Another challenge has been maintaining the same level of customer service across The Tox’s many new locations, “especially in a world of AI where everything seems automated,” notes Yeager. “We want to know who our clients are when they call, [have them know] who they’re speaking to and be addressed by their name. All of those things that have made our clients feel really special [over the years], that created our brand.”

Of course, consistency is also important when it comes to the actual treatments. To that end, The Tox opened a training center in New York City’s Tribeca neighborhood this summer. Technicians hired by franchise owners or corporate locations must visit the center for an eight-day training program. And it’s rigorous: “About 60% make it through the training. It’s pretty intensive, and we are very choosy with who we allow to represent the brand and the technique,” says Yeager. Franchise owners, on the other hand, must complete a 50-hour online training program. “They also come to New York and they work in one of our busy studios, like Soho, for three to five days, until we feel that they know how to run a studio inside and out.”
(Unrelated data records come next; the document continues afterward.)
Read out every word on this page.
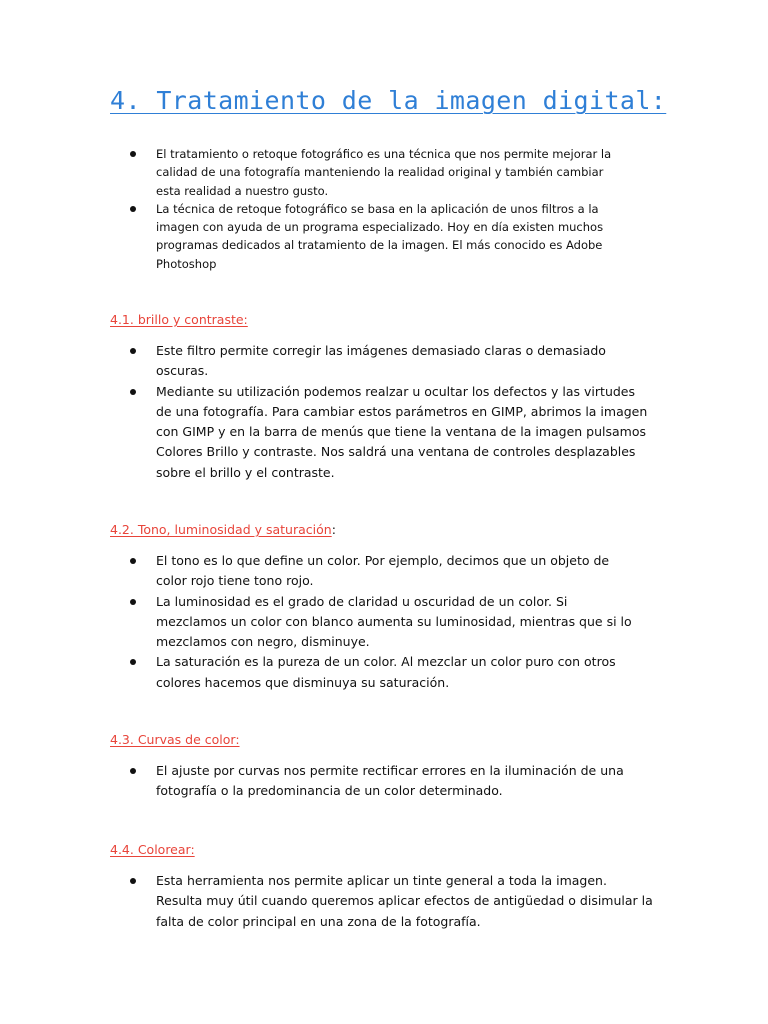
4. Tratamiento de la imagen digital:
El tratamiento o retoque fotográfico es una técnica que nos permite mejorar la calidad de una fotografía manteniendo la realidad original y también cambiar esta realidad a nuestro gusto.
La técnica de retoque fotográfico se basa en la aplicación de unos filtros a la imagen con ayuda de un programa especializado. Hoy en día existen muchos programas dedicados al tratamiento de la imagen. El más conocido es Adobe Photoshop
4.1. brillo y contraste:
Este filtro permite corregir las imágenes demasiado claras o demasiado oscuras.
Mediante su utilización podemos realzar u ocultar los defectos y las virtudes de una fotografía. Para cambiar estos parámetros en GIMP, abrimos la imagen con GIMP y en la barra de menús que tiene la ventana de la imagen pulsamos Colores Brillo y contraste. Nos saldrá una ventana de controles desplazables sobre el brillo y el contraste.
4.2. Tono, luminosidad y saturación:
El tono es lo que define un color. Por ejemplo, decimos que un objeto de color rojo tiene tono rojo.
La luminosidad es el grado de claridad u oscuridad de un color. Si mezclamos un color con blanco aumenta su luminosidad, mientras que si lo mezclamos con negro, disminuye.
La saturación es la pureza de un color. Al mezclar un color puro con otros colores hacemos que disminuya su saturación.
4.3. Curvas de color:
El ajuste por curvas nos permite rectificar errores en la iluminación de una fotografía o la predominancia de un color determinado.
4.4. Colorear:
Esta herramienta nos permite aplicar un tinte general a toda la imagen. Resulta muy útil cuando queremos aplicar efectos de antigüedad o disimular la falta de color principal en una zona de la fotografía.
For those willing to put in the work, it’s worthwhile. The company reported an average annual revenue of $1,120,458, with an average of 28.4% earnings across its franchise locations in 2025. (Additional details about the franchising process and financials can be found at thetoxfranchisinggroup.com.)

As she looks toward The Tox’s future, Yeager says she wants to continue to grow the brand’s already-extensive product line, which currently includes at-home wellness items like mouth tape, bloat gummies, “lymphatic deodorant,” a dry brush and branded compression socks. “We already have more than 60 SKUs, so that’s been really insane, but great for our franchise partners to be able to always have new products coming out,” she says. 

Yeager’s sights are also set on continuing to expand internationally. “We have a lot of interest,” she notes, citing Dubai, Italy and France as dream locations. “I dreamt for [the business] to be this large, and I hope that it will be able be even larger one day,” she says.